Originally published in cambridge.org on 17 April 2020

The World Health Organization has emphasized the importance of diagnostic testing in tracking and managing COVID-19, and most high-income economies have adopted widespread population testing schemes. The United States now leads the way, with >370,000 tests performed as of March 26, 2020. This level of testing starkly contrasts with low-income economies such as Bangladesh, where an almost contrarian strategy seems to have been adopted that is arguably masking the true national spread of the virus. From the first reported case of COVID-19 in Bangladesh on March 8 until March 28, 1,068 samples were tested by the Institute of Epidemiology, Disease Control and Research (IEDCR) in Dhaka. The IEDCR was the sole institute in Bangladesh with testing facilities for COVID-19 until March 26, when a second facility was given testing rights. Centralized testing in these underresourced public institutions has been unable to effectively respond to the wave of suspected COVID-19 patients.

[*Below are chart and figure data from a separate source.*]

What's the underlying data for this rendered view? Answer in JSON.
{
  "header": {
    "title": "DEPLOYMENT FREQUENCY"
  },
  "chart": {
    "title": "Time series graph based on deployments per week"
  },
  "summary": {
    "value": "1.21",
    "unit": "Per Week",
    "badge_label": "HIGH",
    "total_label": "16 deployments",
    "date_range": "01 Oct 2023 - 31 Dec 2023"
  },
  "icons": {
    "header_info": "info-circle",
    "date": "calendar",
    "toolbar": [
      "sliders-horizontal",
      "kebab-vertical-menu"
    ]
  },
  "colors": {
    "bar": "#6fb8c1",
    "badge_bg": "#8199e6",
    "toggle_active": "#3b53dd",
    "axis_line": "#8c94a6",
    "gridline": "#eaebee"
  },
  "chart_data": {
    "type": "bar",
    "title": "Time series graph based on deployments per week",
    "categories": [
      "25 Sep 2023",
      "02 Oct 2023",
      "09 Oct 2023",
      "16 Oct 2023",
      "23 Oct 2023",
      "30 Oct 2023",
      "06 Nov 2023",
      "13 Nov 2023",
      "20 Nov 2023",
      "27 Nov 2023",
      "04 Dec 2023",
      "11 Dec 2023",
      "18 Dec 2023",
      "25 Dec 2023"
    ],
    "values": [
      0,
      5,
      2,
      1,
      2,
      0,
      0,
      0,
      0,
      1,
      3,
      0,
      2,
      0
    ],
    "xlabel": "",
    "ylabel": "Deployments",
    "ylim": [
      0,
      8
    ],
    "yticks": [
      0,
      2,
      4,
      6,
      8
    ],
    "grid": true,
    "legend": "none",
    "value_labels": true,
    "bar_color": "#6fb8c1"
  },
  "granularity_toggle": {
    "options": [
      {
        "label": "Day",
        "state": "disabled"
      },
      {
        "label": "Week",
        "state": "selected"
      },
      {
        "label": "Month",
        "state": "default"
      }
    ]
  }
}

Even at this initial stage with limited confirmed cases, busy telephone hotlines and lack of timely testing for symptomatic patients raised concerns regarding Bangladesh’s preparedness. In addition, the Bangladesh government has not sought to proactively limit community transmission from primary cases thus far. With a population of 161 million and a total of 1,169 ICU beds, this inadequate strategy could potentially devastate Bangladesh’s health system with multiple outbreaks. This risk is compounded by thousands of Bangladeshi workers returning from COVID-19–struck countries and poor adherence to self-quarantine recommendations due to limited education and monitoring mechanisms. This situation is particularly problematic for Bangladesh because a significant portion of returning workers (ie, significant sources of SARS-CoV-2) reside in rural areas outside Dhaka and thus carry the virus to some of the most vulnerable and ill-equipped communities. This situation was likely worsened by the government declaring a 10-day holiday without travel restrictions from March 26 to April 5, which encouraged millions of city workers to leave Dhaka and return to their rural communities.

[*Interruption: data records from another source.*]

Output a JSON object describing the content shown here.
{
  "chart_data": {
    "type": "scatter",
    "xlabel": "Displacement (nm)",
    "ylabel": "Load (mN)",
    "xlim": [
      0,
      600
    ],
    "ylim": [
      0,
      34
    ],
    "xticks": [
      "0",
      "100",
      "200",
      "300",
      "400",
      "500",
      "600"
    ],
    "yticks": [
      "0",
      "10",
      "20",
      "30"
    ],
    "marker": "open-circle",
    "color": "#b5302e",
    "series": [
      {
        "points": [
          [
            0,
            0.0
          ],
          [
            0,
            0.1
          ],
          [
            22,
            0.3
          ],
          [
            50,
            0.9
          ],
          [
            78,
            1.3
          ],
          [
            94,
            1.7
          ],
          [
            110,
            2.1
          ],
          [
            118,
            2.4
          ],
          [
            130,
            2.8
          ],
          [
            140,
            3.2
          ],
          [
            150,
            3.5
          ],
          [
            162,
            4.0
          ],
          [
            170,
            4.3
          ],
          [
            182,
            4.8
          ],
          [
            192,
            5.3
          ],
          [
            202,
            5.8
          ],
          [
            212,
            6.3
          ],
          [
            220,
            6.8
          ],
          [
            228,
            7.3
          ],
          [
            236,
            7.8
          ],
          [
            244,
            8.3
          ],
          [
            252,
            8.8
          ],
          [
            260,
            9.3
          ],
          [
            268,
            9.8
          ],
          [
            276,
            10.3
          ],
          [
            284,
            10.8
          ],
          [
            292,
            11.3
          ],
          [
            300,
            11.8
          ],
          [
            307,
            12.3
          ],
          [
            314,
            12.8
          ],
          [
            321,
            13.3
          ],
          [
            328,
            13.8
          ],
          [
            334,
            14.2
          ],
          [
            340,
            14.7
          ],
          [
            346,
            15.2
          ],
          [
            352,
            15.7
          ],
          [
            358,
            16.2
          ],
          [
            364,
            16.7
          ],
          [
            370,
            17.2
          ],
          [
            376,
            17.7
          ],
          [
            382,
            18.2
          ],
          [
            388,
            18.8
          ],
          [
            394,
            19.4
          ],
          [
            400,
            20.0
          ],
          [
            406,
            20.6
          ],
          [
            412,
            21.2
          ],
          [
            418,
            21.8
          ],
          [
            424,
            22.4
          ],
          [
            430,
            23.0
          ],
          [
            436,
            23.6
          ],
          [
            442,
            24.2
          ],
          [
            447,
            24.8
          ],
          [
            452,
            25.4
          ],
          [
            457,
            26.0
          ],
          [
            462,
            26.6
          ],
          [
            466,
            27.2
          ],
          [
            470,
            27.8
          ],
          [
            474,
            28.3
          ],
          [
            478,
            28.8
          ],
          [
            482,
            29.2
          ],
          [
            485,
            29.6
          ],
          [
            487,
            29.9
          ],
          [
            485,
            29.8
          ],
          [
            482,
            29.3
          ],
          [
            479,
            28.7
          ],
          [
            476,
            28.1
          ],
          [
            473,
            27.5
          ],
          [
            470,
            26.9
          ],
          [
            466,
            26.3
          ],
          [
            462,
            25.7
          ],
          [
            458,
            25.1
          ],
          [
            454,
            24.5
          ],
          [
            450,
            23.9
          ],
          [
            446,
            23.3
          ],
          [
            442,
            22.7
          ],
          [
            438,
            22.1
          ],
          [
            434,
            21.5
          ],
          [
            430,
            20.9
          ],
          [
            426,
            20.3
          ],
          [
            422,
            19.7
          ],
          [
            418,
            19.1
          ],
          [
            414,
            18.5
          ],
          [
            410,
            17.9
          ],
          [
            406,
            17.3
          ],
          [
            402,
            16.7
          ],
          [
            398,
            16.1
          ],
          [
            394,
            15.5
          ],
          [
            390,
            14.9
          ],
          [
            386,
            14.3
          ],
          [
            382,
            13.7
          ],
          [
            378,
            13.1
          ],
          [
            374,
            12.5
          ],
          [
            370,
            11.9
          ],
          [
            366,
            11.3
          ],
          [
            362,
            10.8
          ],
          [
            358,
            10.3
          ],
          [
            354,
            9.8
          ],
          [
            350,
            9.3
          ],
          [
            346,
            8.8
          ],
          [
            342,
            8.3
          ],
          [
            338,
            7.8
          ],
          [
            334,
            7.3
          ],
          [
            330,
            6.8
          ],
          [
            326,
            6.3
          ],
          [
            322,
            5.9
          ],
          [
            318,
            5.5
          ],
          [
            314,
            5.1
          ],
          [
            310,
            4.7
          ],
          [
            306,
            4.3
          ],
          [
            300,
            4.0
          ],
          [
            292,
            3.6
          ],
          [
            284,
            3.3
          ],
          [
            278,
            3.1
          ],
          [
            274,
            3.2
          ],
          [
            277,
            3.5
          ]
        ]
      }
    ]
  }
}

We believe that Bangladesh has lacked coordinated policy decision and enforcement measures to curtail COVID-19 transmission thus far. We urge policy makers to follow WHO guidance and observe other countries’ experiences, which point to a strategy of acting decisively, quickly, and early, well before case numbers reach a crisis level for containment. We believe Bangladesh has not yet reached this point, so urgent implementation of a coordinated policy may prevent a spike in cases that is likely to stretch Bangladesh’s health system well beyond its capacity.